Gli altri tre racconti appaiono più allucinati, ma dimostrano la verve di un poeta del macabro. Illusion d'Amoreux (1909) è la delirante invocazione di una donna che pretende di copulare con un Dio nero che la condurrà all'annichilimento. The Soul Hunter (Il Cacciatore di Anime, 1910) è il pazzesco diario di un mad doctor che compie sperimentazioni sadiche su una cavia umana allo scopo di sottrarne l'anima e capirne la natura.Which Things are an Allegory (Queste Cose sono un'Allegoria, 1990) è una critica alla società inglese che intende mostrare su uno stesso piano personaggi squallidi e quelli considerati autorevoli per dire che, alla fine, siamo tutti uguali.

Tutto questo fa de I Racconti della Bestia una delle uscite più attese e degne di menzione tra tutte quelle pubblicate dall'editoria del fantastico tra il 2019 e il 2020, portando i riflettori degli appassionati sui cataloghi, ancora in formazione, de La Biblioteca di Lovecraft.
Un ultimo cenno per l'edizione, che predilige la velocità e il formato tascabile ai volumi Mammut.
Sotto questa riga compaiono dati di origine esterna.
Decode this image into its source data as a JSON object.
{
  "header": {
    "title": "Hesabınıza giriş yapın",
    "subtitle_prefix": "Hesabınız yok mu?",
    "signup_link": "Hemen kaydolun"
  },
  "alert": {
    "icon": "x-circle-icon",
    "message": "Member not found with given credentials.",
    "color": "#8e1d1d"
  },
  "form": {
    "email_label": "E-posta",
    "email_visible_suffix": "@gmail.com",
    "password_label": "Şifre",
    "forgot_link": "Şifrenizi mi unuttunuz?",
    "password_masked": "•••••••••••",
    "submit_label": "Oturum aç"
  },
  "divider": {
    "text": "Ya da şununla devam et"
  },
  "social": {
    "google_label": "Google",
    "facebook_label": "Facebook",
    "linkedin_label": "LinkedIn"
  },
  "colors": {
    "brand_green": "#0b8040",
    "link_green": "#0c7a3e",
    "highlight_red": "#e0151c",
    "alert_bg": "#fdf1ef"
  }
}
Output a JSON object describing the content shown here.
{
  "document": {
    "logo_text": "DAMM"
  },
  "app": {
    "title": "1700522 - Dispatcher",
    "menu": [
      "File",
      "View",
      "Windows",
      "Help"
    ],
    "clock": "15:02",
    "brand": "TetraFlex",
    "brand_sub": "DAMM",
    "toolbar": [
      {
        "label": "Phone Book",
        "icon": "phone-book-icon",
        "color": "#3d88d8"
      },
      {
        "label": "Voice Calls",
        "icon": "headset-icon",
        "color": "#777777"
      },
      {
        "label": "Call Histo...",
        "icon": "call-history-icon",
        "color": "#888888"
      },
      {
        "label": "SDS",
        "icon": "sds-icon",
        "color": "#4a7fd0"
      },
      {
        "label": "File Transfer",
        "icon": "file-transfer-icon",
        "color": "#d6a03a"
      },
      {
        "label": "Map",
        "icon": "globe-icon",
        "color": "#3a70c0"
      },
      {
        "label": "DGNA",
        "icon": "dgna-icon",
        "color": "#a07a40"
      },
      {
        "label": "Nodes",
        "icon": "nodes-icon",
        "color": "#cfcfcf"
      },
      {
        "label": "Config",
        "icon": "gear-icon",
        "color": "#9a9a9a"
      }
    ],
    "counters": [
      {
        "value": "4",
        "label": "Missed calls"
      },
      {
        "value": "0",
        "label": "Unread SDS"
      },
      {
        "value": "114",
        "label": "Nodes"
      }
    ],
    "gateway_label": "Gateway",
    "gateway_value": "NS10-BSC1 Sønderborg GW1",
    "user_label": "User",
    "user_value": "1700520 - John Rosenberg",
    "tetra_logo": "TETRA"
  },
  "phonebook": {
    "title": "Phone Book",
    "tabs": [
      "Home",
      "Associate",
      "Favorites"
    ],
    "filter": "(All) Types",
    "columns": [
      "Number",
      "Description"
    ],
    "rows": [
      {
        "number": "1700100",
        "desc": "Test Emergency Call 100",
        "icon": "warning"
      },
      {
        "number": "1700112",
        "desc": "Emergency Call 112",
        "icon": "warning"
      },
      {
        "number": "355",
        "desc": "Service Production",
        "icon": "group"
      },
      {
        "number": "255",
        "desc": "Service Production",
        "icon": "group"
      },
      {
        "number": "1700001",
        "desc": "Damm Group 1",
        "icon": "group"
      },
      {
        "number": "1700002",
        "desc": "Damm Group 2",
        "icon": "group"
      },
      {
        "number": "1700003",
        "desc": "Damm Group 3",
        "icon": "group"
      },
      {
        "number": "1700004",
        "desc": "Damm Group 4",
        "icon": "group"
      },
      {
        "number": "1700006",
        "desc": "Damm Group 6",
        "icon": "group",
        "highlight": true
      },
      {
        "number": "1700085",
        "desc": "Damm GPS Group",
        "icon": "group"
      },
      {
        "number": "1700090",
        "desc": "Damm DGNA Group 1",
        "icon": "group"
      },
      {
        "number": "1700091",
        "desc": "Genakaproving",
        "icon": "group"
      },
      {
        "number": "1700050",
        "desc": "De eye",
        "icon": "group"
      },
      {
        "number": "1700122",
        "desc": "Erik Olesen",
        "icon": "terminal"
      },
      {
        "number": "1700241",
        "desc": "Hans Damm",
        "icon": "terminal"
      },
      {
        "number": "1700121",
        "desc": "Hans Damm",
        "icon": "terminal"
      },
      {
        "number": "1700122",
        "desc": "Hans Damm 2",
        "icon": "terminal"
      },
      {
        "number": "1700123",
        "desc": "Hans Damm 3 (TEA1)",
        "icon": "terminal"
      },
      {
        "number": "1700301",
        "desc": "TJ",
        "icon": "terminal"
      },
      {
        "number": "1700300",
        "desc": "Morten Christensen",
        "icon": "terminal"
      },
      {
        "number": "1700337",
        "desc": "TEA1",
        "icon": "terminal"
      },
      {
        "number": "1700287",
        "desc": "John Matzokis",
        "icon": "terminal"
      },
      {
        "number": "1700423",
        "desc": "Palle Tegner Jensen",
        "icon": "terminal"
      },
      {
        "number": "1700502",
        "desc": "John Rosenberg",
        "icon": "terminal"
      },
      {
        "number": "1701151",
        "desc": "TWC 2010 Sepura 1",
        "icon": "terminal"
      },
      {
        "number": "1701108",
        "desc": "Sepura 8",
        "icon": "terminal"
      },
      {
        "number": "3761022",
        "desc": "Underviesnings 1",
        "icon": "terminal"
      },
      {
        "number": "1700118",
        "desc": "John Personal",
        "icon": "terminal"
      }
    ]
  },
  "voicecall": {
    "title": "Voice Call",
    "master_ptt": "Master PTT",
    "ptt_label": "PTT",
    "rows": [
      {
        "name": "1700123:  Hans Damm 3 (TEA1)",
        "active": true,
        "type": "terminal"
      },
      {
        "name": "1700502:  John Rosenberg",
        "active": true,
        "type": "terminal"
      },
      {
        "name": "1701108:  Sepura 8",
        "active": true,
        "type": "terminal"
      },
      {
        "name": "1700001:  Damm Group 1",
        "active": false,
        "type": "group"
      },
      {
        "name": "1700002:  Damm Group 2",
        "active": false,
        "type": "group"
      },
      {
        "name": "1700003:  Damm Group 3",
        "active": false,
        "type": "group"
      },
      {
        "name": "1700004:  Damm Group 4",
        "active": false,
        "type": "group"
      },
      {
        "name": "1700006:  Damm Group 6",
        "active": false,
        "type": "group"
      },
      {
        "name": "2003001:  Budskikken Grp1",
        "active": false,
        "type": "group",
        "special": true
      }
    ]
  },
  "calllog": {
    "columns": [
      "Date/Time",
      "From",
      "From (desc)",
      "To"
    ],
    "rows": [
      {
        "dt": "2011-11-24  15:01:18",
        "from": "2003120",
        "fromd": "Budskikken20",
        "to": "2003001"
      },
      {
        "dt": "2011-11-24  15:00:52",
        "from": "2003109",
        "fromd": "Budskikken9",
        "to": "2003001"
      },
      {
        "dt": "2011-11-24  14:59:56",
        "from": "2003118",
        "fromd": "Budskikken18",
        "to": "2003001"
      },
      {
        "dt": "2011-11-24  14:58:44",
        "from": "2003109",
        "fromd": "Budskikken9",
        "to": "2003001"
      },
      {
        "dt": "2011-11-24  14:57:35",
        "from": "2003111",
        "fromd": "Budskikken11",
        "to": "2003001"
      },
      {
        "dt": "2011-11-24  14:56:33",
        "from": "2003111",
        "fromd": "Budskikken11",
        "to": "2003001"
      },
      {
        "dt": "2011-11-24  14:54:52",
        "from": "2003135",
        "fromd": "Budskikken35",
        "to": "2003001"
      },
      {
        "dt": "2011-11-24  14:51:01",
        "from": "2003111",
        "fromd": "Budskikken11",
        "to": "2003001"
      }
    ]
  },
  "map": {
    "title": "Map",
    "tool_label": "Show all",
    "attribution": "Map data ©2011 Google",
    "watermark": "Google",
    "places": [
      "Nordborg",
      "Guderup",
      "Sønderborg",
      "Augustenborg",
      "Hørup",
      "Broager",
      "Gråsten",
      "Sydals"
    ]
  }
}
Raffigurazioni interne e una quarta di copertina assai ispirata amplificano le sensazioni positive. Manca forse un'analisi sull'autore in premessa, ma su questo si può ovviare ricorrendo ad altri testi. Si spera che il connubio Crowley-La Biblioteca di Lovecraft possa continunare, magari con la proposizione in italiano delle avventure dell'indagatore dell'occulto dell'autore ossia Simon Iff.

Volume da avere in biblioteca e destinato a divenire oggetto da collezionisti.

ALEISTER CROWLEY

"L'anima non è che una parola, una parola vana - un campo di battaglia per gli stolti filosofi, gli stolti teologi. Un giocattolo. Ma la consapevolezza? E' questo che intendiamo quando diciamo anima, noi altri. Nel dopo dobbiamo ben vivere da qualche parte. Ma è forse, come pensava Descartes, atomica? Oppure fluida, ora qui, ora là? O è solo una parola per la totalità della sensibilità corporea? Come supponeva Weir Mitchell. Bene, vedremo."